The state calls death row inmate Dennis McGuire's argument over the execution process an "eleventh hour" appeal based on claims that should have been raised years ago. Ohio is also expected to oppose arguments about the impact of McGuire's childhood.

On Friday, defense attorneys put an anesthesiologist on the stand in federal court to bolster their arguments about the effect of the drugs. The state plans to counter with its own medical expert at a hearing Sunday.

McGuire, 53, was sentenced to die for the 1989 rape and fatal stabbing of Joy Stewart in Preble County in western Ohio. The 22-year-old Stewart was newly married and pregnant.

McGuire is at substantial risk of a medical phenomenon known as air hunger, which will cause him to experience terror as he strains to catch his breath, anesthesiologist David Waisel testified Friday.

Because McGuire has several characteristics of someone with sleep apnea, or the struggle to breathe while asleep, the chances are even greater he will be subjected to feelings of suffocation, said Waisel, a professor at Harvard Medical School.

"Mr.

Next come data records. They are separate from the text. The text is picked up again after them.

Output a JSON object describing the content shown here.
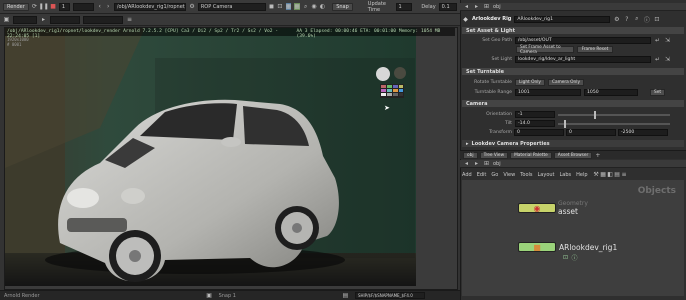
{
  "toolbar": {
    "render_menu": "Render",
    "frame_value": "1",
    "rop_path": "/obj/ARlookdev_rig1/ropnet/lookdev_render",
    "camera": "ROP Camera",
    "snap_label": "Snap",
    "update_time_label": "Update Time",
    "update_time_value": "1",
    "delay_label": "Delay",
    "delay_value": "0.1"
  },
  "hud": {
    "left": "/obj/ARlookdev_rig1/ropnet/lookdev_render  Arnold 7.2.5.2 [CPU] Ca3 / Di2 / Sp2 / Tr2 / Ss2 / Vo2 - 22:24:05 [1]",
    "right": "AA 3    Elapsed: 00:00:46    ETA: 00:01:00    Memory: 1054 MB    (39.6%)",
    "line2": "1920x1080",
    "line3": "# 0001"
  },
  "status": {
    "left_label": "Arnold Render",
    "mid_label": "Snap 1",
    "right_text": "SHIP/$F/$SNAPNAME_$F4.0"
  },
  "param_panel": {
    "node_type": "Arlookdev Rig",
    "node_name": "ARlookdev_rig1",
    "section_asset": "Set Asset & Light",
    "set_geo_path_label": "Set Geo Path",
    "set_geo_path_value": "/obj/asset/OUT",
    "btn_set_frame_asset": "Set Frame Asset to Camera",
    "btn_frame_reset": "Frame Reset",
    "set_light_label": "Set Light",
    "set_light_value": "lookdev_rig/ldev_ar_light",
    "section_turntable": "Set Turntable",
    "rotate_turntable_label": "Rotate Turntable",
    "light_only": "Light Only",
    "camera_only": "Camera Only",
    "turntable_range_label": "Turntable Range",
    "turntable_start": "1001",
    "turntable_end": "1050",
    "set_button": "Set",
    "section_camera": "Camera",
    "orientation_label": "Orientation",
    "orientation_value": "-1",
    "tilt_label": "Tilt",
    "tilt_value": "-14.0",
    "transform_label": "Transform",
    "transform_x": "0",
    "transform_y": "0",
    "transform_z": "-2500",
    "section_lookdev_camera": "Lookdev Camera Properties"
  },
  "network": {
    "tabs": [
      "obj",
      "Tree View",
      "Material Palette",
      "Asset Browser"
    ],
    "path": "obj",
    "menu": [
      "Add",
      "Edit",
      "Go",
      "View",
      "Tools",
      "Layout",
      "Labs",
      "Help"
    ],
    "context_label": "Objects",
    "nodes": [
      {
        "type": "Geometry",
        "name": "asset",
        "color": "#c7d36a"
      },
      {
        "type": "",
        "name": "ARlookdev_rig1",
        "color": "#9ad27a"
      }
    ]
  },
  "top_tab": "obj"
}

McGuire is at a substantial risk of experiencing the terror of air hunger during the first five minutes of the execution," Waisel said.

"Air hunger is a horrible feeling," Waisel added. "It's the inability to get your breath."

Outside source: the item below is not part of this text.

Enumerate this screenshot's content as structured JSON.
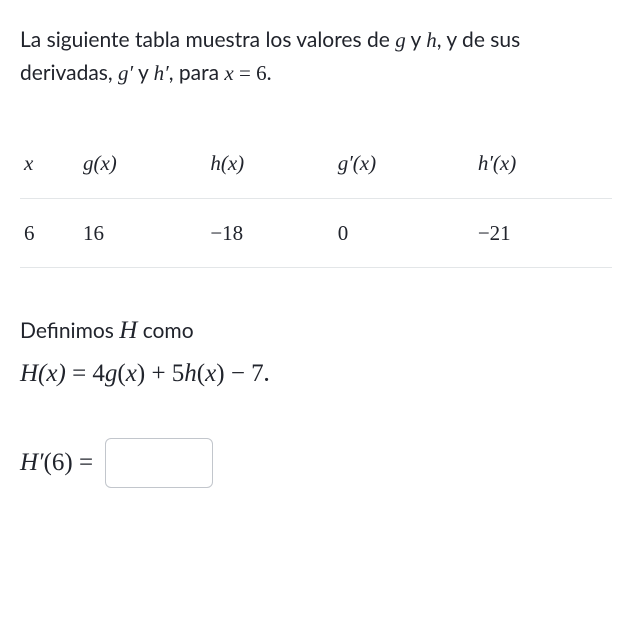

Ohio plans to use intravenous doses of two drugs, midazolam, a sedative, and hydromorphone, a painkiller, to put McGuire to death. The method has been part of Ohio's execution process since 2009, though never used. It was chosen because of a shortage of other lethal injection drugs.

The U.S. Constitution bans executions that constitute cruel and unusual punishment. But that doesn't mean procedures are entirely comfortable, an assistant Ohio attorney general told federal Judge Gregory Frost.

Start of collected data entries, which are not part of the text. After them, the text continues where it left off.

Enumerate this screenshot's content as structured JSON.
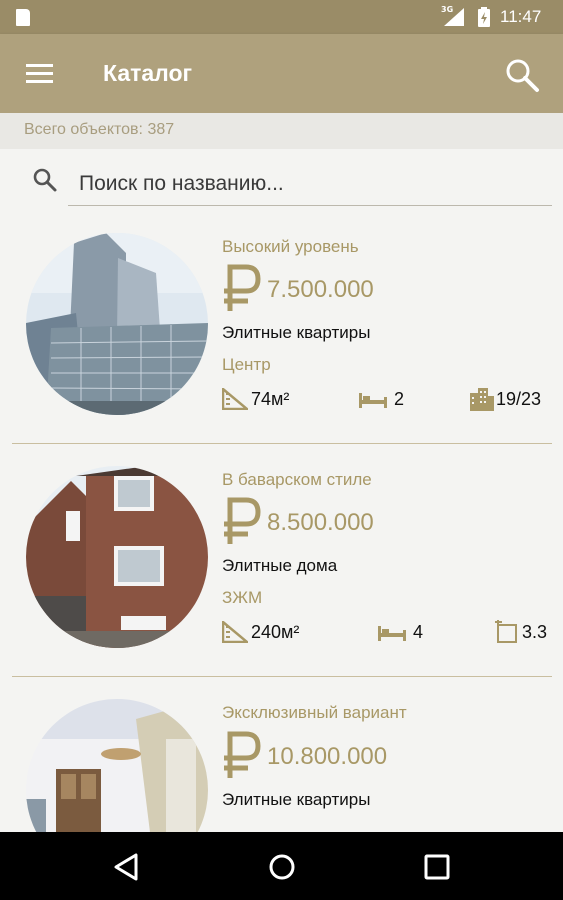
{
  "status_bar": {
    "time": "11:47",
    "network": "3G",
    "icons": [
      "sd-card-icon",
      "signal-icon",
      "battery-icon"
    ]
  },
  "app_bar": {
    "title": "Каталог",
    "menu_icon": "menu-icon",
    "search_icon": "search-icon"
  },
  "count": {
    "text": "Всего объектов: 387"
  },
  "search": {
    "placeholder": "Поиск по названию..."
  },
  "items": [
    {
      "subtitle": "Высокий уровень",
      "price": "7.500.000",
      "type": "Элитные квартиры",
      "district": "Центр",
      "area": "74м²",
      "rooms": "2",
      "floor": "19/23",
      "floor_icon": "building-icon"
    },
    {
      "subtitle": "В баварском стиле",
      "price": "8.500.000",
      "type": "Элитные дома",
      "district": "ЗЖМ",
      "area": "240м²",
      "rooms": "4",
      "floor": "3.3",
      "floor_icon": "plot-icon"
    },
    {
      "subtitle": "Эксклюзивный вариант",
      "price": "10.800.000",
      "type": "Элитные квартиры"
    }
  ],
  "colors": {
    "status_bar": "#9a8c67",
    "app_bar": "#afa17d",
    "accent": "#a89866",
    "background": "#f4f4f2"
  },
  "nav_bar": {
    "icons": [
      "back-icon",
      "home-icon",
      "recents-icon"
    ]
  }
}
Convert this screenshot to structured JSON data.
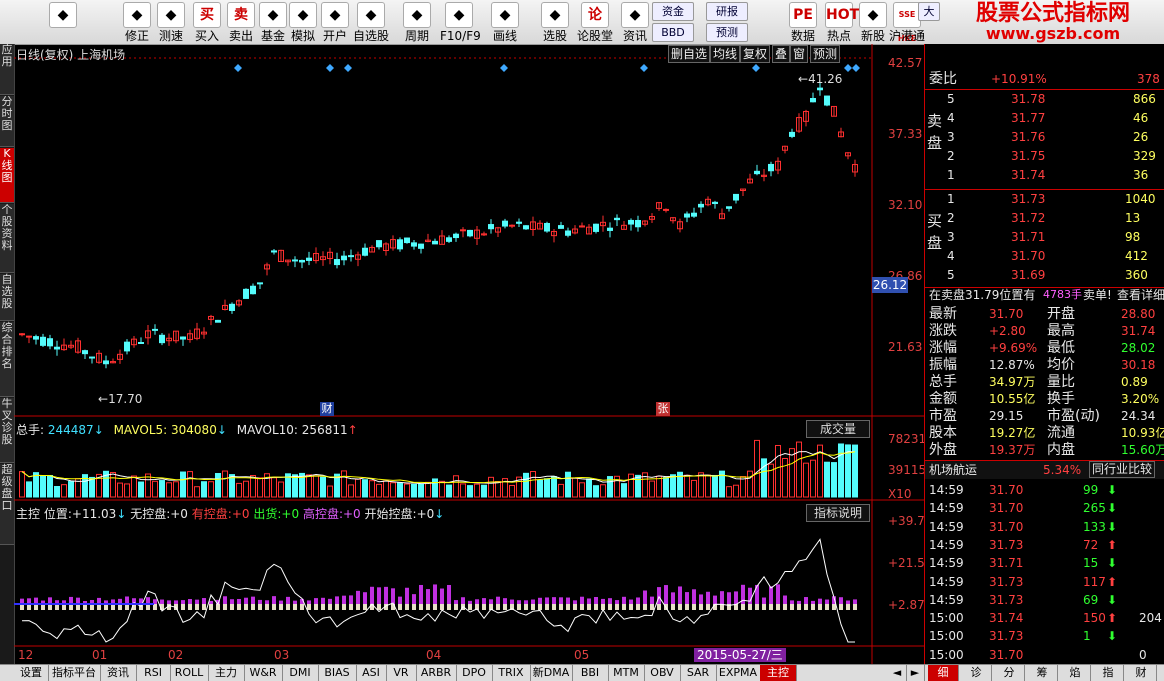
{
  "toolbar": {
    "items": [
      {
        "label": "",
        "icon": "back-arrow-icon"
      },
      {
        "label": "修正",
        "icon": "fix-icon"
      },
      {
        "label": "测速",
        "icon": "clock-icon"
      },
      {
        "label": "买入",
        "icon_text": "买"
      },
      {
        "label": "卖出",
        "icon_text": "卖"
      },
      {
        "label": "基金",
        "icon": "chart-icon"
      },
      {
        "label": "模拟",
        "icon": "gavel-icon"
      },
      {
        "label": "开户",
        "icon": "lock-icon"
      },
      {
        "label": "自选股",
        "icon": "star-icon"
      },
      {
        "label": "周期",
        "icon": "cycle-icon"
      },
      {
        "label": "F10/F9",
        "icon": "f10-icon"
      },
      {
        "label": "画线",
        "icon": "pen-icon"
      },
      {
        "label": "选股",
        "icon": "screen-icon"
      },
      {
        "label": "论股堂",
        "icon_text": "论"
      },
      {
        "label": "资讯",
        "icon": "doc-icon"
      },
      {
        "label": "数据",
        "icon": "pe-icon",
        "icon_text": "PE"
      },
      {
        "label": "热点",
        "icon": "hot-icon",
        "icon_text": "HOT"
      },
      {
        "label": "新股",
        "icon": "new-icon"
      },
      {
        "label": "沪港通",
        "icon": "hk-icon",
        "icon_text": "SSE HKE"
      }
    ],
    "btn_zijin": "资金",
    "btn_bbd": "BBD",
    "btn_yanbao": "研报",
    "btn_yuce": "预测",
    "btn_da": "大"
  },
  "watermark": {
    "line1": "股票公式指标网",
    "line2": "www.gszb.com"
  },
  "left_tabs": [
    "应用",
    "分时图",
    "K线图",
    "个股资料",
    "自选股",
    "综合排名",
    "牛叉诊股",
    "超级盘口"
  ],
  "chart": {
    "title": "日线(复权) 上海机场",
    "buttons": [
      "删自选",
      "均线",
      "复权",
      "叠",
      "窗",
      "预测"
    ],
    "price_axis": [
      "42.57",
      "37.33",
      "32.10",
      "26.86",
      "21.63"
    ],
    "current_price_tag": "26.12",
    "high_label": "41.26",
    "low_label": "17.70",
    "marker_cai": "财",
    "marker_zhang": "张",
    "vol_title": {
      "total_label": "总手:",
      "total_value": "244487",
      "ma5_label": "MAVOL5:",
      "ma5_value": "304080",
      "ma10_label": "MAVOL10:",
      "ma10_value": "256811"
    },
    "vol_button": "成交量",
    "vol_axis": [
      "78231",
      "39115",
      "X10"
    ],
    "ind_title": {
      "name": "主控",
      "pos_label": "位置:",
      "pos_value": "+11.03",
      "l1": "无控盘:",
      "v1": "+0",
      "l2": "有控盘:",
      "v2": "+0",
      "l3": "出货:",
      "v3": "+0",
      "l4": "高控盘:",
      "v4": "+0",
      "l5": "开始控盘:",
      "v5": "+0"
    },
    "ind_button": "指标说明",
    "ind_axis": [
      "+39.77",
      "+21.55",
      "+2.87"
    ],
    "dates": [
      "12",
      "01",
      "02",
      "03",
      "04",
      "05"
    ],
    "cursor_date": "2015-05-27/三"
  },
  "bottom_tabs": [
    "设置",
    "指标平台",
    "资讯",
    "RSI",
    "ROLL",
    "主力",
    "W&R",
    "DMI",
    "BIAS",
    "ASI",
    "VR",
    "ARBR",
    "DPO",
    "TRIX",
    "新DMA",
    "BBI",
    "MTM",
    "OBV",
    "SAR",
    "EXPMA",
    "主控"
  ],
  "right_bottom_tabs": [
    "细",
    "诊",
    "分",
    "筹",
    "焰",
    "指",
    "财"
  ],
  "quote": {
    "weibi_label": "委比",
    "weibi_value": "+10.91%",
    "weibi_diff": "378",
    "sell_label": "卖盘",
    "buy_label": "买盘",
    "sells": [
      {
        "level": "5",
        "price": "31.78",
        "vol": "866"
      },
      {
        "level": "4",
        "price": "31.77",
        "vol": "46"
      },
      {
        "level": "3",
        "price": "31.76",
        "vol": "26"
      },
      {
        "level": "2",
        "price": "31.75",
        "vol": "329"
      },
      {
        "level": "1",
        "price": "31.74",
        "vol": "36"
      }
    ],
    "buys": [
      {
        "level": "1",
        "price": "31.73",
        "vol": "1040"
      },
      {
        "level": "2",
        "price": "31.72",
        "vol": "13"
      },
      {
        "level": "3",
        "price": "31.71",
        "vol": "98"
      },
      {
        "level": "4",
        "price": "31.70",
        "vol": "412"
      },
      {
        "level": "5",
        "price": "31.69",
        "vol": "360"
      }
    ],
    "notice_text": "在卖盘31.79位置有",
    "notice_vol": "4783手",
    "notice_tail": "卖单!",
    "notice_link": "查看详细",
    "stats": [
      {
        "l1": "最新",
        "v1": "31.70",
        "c1": "red",
        "l2": "开盘",
        "v2": "28.80",
        "c2": "red"
      },
      {
        "l1": "涨跌",
        "v1": "+2.80",
        "c1": "red",
        "l2": "最高",
        "v2": "31.74",
        "c2": "red"
      },
      {
        "l1": "涨幅",
        "v1": "+9.69%",
        "c1": "red",
        "l2": "最低",
        "v2": "28.02",
        "c2": "grn"
      },
      {
        "l1": "振幅",
        "v1": "12.87%",
        "c1": "wht",
        "l2": "均价",
        "v2": "30.18",
        "c2": "red"
      },
      {
        "l1": "总手",
        "v1": "34.97万",
        "c1": "yel",
        "l2": "量比",
        "v2": "0.89",
        "c2": "yel"
      },
      {
        "l1": "金额",
        "v1": "10.55亿",
        "c1": "yel",
        "l2": "换手",
        "v2": "3.20%",
        "c2": "yel"
      },
      {
        "l1": "市盈",
        "v1": "29.15",
        "c1": "wht",
        "l2": "市盈(动)",
        "v2": "24.34",
        "c2": "wht"
      },
      {
        "l1": "股本",
        "v1": "19.27亿",
        "c1": "yel",
        "l2": "流通",
        "v2": "10.93亿",
        "c2": "yel"
      },
      {
        "l1": "外盘",
        "v1": "19.37万",
        "c1": "red",
        "l2": "内盘",
        "v2": "15.60万",
        "c2": "grn"
      }
    ],
    "industry_label": "机场航运",
    "industry_pct": "5.34%",
    "industry_btn": "同行业比较",
    "ticks": [
      {
        "t": "14:59",
        "p": "31.70",
        "pc": "red",
        "v": "99",
        "d": "down"
      },
      {
        "t": "14:59",
        "p": "31.70",
        "pc": "red",
        "v": "265",
        "d": "down"
      },
      {
        "t": "14:59",
        "p": "31.70",
        "pc": "red",
        "v": "133",
        "d": "down"
      },
      {
        "t": "14:59",
        "p": "31.73",
        "pc": "red",
        "v": "72",
        "d": "up"
      },
      {
        "t": "14:59",
        "p": "31.71",
        "pc": "red",
        "v": "15",
        "d": "down"
      },
      {
        "t": "14:59",
        "p": "31.73",
        "pc": "red",
        "v": "117",
        "d": "up"
      },
      {
        "t": "14:59",
        "p": "31.73",
        "pc": "red",
        "v": "69",
        "d": "down"
      },
      {
        "t": "15:00",
        "p": "31.74",
        "pc": "red",
        "v": "150",
        "d": "up",
        "extra": "204"
      },
      {
        "t": "15:00",
        "p": "31.73",
        "pc": "red",
        "v": "1",
        "d": "down"
      },
      {
        "t": "15:00",
        "p": "31.70",
        "pc": "red",
        "v": "",
        "d": "",
        "extra": "0"
      }
    ]
  },
  "colors": {
    "up": "#ff3030",
    "down": "#54fcfc",
    "axis": "#c00000",
    "ma5": "#ffffff",
    "ma10": "#ffff00",
    "diamond": "#3fa9ff",
    "indicator": "#c030e0"
  }
}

"You're not entitled to a pain-free execution," attorney Thomas Madden said Friday.

The state says its own anesthesiology expert is ready to argue that experiments disprove the air hunger experience alleged by McGuire's attorneys.

The state also says that because courts have upheld the use of the two drugs in Ohio's backup method — injection into muscle if the primary method was not effective — McGuire can't challenge them just because they are to be given intravenously.

There is no excuse for not raising this claim years ago, "much less presenting it for the first time in an eleventh-hour stay of execution," lawyers for the Ohio attorney general's office said in a Thursday filing.

Late Wednesday, McGuire's attorneys filed a separate appeal with the U.S. Supreme Court, saying information about his chaotic childhood of abuse and neglect could have prevented him from being sentenced to death if it was presented at trial.

The filings argue McGuire was so malnourished as a child that his stomach was swollen and distended. He also had to frequently steal food for himself and his younger sister, the appeal said.

The state's response to that claim is expected Monday.